On the surface, Kill Bill presents postfeminist and postmodern messages and aesthetics. The films’ visual elements establish a nostalgic, fragmented, intertextual, and non-linear spectacle of female-bodied power that seemingly celebrates multiculturalism. In doing so, the films stray from typical expectations of hegemonic femininity. The lead female-bodied characters are unflinchingly brutal as they engage in human death and destruction. By enabling the performance of transgression and gender deviance, these visuals serve to distract viewers from more restrictive patriarchal ideologies embedded within the texts. Postfeminism is markedly different than postmodernism, but the postmodern aesthetics in the Kill Bill films undermine the potential feminist and postfeminist messages. Specifically, women’s power and strength proclaimed in feminism and postfeminism are essentially mocked with excess and spectacle vis-à-vis the excessive carnage, use of Japanese anime and characters’ impossible feats defying gravity and the laws of physics. Ultimately, the films convey modern, patriarchal ideologies enshrouded in postfeminist and postmodern glitter.

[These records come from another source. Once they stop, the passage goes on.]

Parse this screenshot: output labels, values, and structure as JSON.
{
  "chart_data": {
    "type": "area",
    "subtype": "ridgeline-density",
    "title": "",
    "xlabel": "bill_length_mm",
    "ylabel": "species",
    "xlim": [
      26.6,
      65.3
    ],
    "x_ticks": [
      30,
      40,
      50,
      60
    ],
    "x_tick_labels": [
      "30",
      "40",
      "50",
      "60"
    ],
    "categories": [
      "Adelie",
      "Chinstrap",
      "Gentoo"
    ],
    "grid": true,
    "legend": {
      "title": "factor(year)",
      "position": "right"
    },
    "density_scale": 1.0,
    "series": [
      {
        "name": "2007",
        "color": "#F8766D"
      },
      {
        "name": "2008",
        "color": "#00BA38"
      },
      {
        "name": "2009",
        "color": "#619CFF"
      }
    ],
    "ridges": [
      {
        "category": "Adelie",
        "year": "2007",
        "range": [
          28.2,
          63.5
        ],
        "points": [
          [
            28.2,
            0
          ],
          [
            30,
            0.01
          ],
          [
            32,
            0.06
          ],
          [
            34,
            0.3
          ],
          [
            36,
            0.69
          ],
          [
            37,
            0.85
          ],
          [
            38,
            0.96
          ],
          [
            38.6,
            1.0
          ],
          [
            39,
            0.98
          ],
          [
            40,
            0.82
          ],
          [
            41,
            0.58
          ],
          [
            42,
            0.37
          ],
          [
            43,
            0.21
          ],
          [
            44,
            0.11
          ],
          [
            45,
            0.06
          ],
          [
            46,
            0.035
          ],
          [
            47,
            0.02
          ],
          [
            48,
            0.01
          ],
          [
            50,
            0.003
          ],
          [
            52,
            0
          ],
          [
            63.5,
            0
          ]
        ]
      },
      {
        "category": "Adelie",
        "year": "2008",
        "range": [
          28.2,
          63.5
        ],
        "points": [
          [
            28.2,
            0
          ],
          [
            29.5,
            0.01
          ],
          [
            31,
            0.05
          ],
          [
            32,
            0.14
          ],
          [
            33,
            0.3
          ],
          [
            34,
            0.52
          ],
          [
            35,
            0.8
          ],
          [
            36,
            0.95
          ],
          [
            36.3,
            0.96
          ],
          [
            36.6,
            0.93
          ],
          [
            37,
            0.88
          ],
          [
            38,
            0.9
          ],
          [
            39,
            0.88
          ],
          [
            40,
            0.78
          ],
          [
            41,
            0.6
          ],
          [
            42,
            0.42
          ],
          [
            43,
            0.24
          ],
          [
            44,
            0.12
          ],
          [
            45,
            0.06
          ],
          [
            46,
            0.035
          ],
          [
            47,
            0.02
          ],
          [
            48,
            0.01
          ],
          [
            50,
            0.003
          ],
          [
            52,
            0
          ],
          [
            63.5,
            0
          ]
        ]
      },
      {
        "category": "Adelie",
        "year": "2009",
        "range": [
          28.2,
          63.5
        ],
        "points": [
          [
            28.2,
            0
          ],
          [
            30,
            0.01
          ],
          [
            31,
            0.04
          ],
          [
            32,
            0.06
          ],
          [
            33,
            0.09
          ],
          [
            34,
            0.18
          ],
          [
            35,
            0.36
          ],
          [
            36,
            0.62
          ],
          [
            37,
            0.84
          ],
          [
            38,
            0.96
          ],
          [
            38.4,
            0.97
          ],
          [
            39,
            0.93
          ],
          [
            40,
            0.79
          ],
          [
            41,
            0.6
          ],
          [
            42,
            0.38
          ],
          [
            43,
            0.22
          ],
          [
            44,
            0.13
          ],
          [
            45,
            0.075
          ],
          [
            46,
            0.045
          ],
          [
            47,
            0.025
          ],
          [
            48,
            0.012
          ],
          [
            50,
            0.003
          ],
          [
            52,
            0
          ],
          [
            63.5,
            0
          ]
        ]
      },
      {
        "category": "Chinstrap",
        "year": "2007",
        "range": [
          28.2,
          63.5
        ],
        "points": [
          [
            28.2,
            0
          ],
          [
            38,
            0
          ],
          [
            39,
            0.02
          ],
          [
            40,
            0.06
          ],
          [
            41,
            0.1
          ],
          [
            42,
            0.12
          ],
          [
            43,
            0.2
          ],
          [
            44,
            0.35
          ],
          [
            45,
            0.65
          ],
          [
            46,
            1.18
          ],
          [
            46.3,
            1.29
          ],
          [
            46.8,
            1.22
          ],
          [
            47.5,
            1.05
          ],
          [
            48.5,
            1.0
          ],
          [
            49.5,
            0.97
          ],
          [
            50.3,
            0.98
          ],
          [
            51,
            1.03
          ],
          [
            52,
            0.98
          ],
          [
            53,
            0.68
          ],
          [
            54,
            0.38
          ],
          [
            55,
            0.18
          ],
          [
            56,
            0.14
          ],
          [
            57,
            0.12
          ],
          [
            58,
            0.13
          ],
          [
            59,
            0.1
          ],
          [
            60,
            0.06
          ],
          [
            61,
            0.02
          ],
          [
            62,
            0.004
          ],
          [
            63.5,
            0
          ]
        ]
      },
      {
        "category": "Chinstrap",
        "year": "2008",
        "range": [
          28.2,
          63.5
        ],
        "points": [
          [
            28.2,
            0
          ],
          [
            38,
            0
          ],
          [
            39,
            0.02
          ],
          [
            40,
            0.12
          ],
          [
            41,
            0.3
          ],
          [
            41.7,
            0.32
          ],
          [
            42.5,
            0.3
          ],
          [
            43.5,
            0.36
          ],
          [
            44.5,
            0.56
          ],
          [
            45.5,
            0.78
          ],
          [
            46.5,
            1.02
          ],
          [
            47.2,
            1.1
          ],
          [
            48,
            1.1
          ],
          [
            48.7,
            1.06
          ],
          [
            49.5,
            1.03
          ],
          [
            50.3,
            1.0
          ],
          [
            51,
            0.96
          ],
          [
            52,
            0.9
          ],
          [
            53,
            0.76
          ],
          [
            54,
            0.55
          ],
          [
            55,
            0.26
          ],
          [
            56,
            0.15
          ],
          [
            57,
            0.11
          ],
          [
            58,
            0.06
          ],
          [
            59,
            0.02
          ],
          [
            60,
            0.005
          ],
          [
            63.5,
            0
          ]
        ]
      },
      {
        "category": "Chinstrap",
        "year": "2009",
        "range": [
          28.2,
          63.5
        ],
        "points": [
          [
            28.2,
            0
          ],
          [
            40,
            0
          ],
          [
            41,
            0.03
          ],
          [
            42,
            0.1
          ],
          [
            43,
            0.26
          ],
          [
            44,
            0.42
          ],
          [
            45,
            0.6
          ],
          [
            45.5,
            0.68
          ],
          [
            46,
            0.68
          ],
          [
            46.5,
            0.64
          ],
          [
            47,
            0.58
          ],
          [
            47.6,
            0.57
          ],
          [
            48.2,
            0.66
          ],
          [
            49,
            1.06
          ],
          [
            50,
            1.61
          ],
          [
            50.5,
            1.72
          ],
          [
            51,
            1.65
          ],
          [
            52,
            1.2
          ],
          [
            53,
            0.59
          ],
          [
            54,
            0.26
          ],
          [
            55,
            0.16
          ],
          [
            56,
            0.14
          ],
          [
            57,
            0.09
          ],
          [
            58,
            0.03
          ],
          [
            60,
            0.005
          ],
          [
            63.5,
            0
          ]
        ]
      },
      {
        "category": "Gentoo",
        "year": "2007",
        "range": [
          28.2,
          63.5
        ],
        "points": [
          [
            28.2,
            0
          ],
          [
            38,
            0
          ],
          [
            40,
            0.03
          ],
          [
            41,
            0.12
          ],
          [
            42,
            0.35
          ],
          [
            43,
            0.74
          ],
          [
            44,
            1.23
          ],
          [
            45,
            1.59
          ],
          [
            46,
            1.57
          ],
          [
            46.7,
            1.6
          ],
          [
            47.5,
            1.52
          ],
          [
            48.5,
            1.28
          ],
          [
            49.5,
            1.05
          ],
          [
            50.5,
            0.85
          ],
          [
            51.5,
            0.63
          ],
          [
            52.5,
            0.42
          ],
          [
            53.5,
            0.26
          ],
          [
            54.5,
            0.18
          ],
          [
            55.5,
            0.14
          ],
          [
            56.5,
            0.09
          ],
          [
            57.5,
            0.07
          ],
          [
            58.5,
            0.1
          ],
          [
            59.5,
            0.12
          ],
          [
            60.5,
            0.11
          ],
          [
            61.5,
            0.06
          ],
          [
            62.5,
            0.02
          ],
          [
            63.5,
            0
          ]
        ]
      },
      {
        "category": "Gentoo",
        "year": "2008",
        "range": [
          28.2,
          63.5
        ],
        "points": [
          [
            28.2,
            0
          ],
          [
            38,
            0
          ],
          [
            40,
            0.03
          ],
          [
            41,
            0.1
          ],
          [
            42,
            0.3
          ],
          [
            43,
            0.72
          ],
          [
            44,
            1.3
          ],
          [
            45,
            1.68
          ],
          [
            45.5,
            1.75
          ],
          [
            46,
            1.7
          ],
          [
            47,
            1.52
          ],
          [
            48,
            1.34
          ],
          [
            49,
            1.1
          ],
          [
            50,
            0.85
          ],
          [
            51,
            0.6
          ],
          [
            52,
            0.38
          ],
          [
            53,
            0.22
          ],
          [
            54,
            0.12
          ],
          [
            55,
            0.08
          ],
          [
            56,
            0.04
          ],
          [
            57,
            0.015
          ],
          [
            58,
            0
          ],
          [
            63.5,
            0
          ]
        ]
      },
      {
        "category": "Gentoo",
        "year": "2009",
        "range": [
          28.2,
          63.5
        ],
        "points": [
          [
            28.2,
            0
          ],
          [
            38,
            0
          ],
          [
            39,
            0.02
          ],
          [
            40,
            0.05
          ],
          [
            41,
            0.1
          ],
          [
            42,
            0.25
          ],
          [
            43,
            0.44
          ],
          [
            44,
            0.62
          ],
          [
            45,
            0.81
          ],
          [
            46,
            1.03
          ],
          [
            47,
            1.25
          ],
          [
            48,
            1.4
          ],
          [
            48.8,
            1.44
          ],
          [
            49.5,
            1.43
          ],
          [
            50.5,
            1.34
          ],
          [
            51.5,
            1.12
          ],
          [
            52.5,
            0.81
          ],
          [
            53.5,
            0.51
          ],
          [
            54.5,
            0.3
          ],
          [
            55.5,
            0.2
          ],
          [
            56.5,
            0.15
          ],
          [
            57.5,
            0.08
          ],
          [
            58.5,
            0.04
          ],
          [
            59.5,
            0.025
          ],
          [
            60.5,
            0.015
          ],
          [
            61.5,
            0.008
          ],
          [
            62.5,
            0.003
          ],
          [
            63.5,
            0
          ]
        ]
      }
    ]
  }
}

Superficial Postfeminist Ideals
As a result of second wave feminists’ quest for women’s equality, “women are assuming lead roles in action narratives on a fairly regular basis” (Brown, 2015, p. 4; also see Jones, Bajec-Carter & Batchelor, 2014). We witness this ←25 | 26→increase beginning in 1979 with Ripley in the Alien series and continuing through contemporary texts; however, while many action movies incorporate one or two women who remain surrounded by male characters, the Kill Bill films are particularly rife with powerfully dangerous female-bodied characters. The members of DVAS include Beatrix Kiddo codename Black Mamba (Uma Thurman), Vernita Green codename Copperhead (Vivica A. Fox), Elle Driver codename California Mountain Snake (Daryl Hannah), and O-Ren Ishii codename Cottonmouth (Lucy Liu). Such prominence of leading female-bodied characters who are strong, capable, in control, and mirror typical male hero and villain behaviors clearly supports the idea that we live in a postfeminist era.